The education methodology for BAX’s youth programming was designed in partnership with disabled artists and disability specialists to prioritize equitable and accessible strategies towards engaging learners with all kinds of abilities. In addition, BAX teaching artists participate in regular professional development training and faculty discussions to understand and conceive of antiracist curriculum and practice teaching and learning facilitation strategies.
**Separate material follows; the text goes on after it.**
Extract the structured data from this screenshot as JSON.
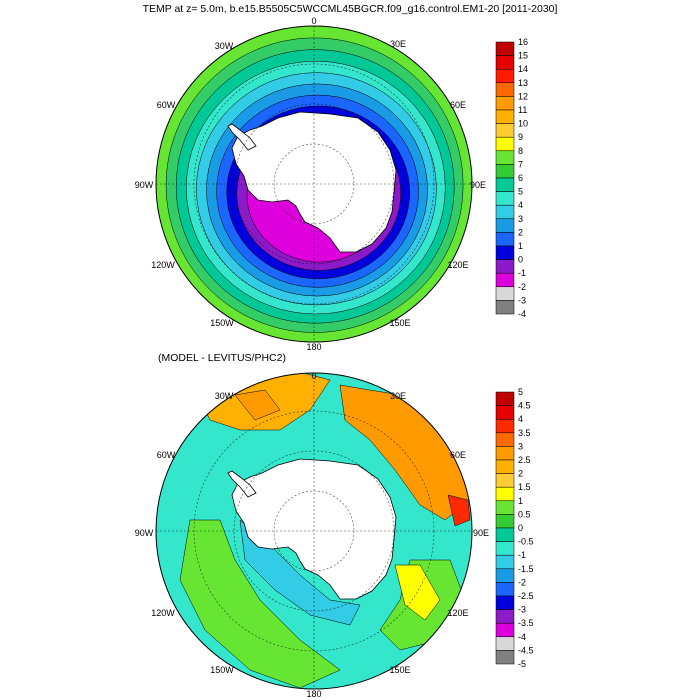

Moreover, we believe in collective caretaking in which we appeal to the whole child as well as their family to develop programming that truly meets the needs and experiences of individuals while also enriching our collective community.

In addition, as part of Practice Lab, BAX is supporting a constellation of projects led by disabled artists that creates a growing framework for disability, access, and artistry at BAX. A multi-prong, artist-led collection of intersectional programs includes ROTATIONS, directed by Yo-Yo Lin and Pelenakeke Brown, D.R.E.A.M. (Disability, Radicality, Embodiment, and Access for Makers) developed by the artist Perel, an Access Artistry Conversation and Learning Circle series designed and led by Kevin Gotkin. (Check out BAX’s 2023 Framing Disability Justice Google Site, created in partnership with Kevin.) We also have a collaborative residency with the CUNY Dance Initiative at Brooklyn College, through which supported disabled artist Anna Gichan.

Together, these projects build a platform for disability artistry that serves both the organizational culture, including BAX staff and its artist community, as well as the broader field of contemporary dance and performing arts. These interlocking programs formulate a framework for accountability and shared stewardship. They build momentum and expertise about disability access and artistry, a key dimension to sustainable organizing that too often is siloed among only those spearheading the work.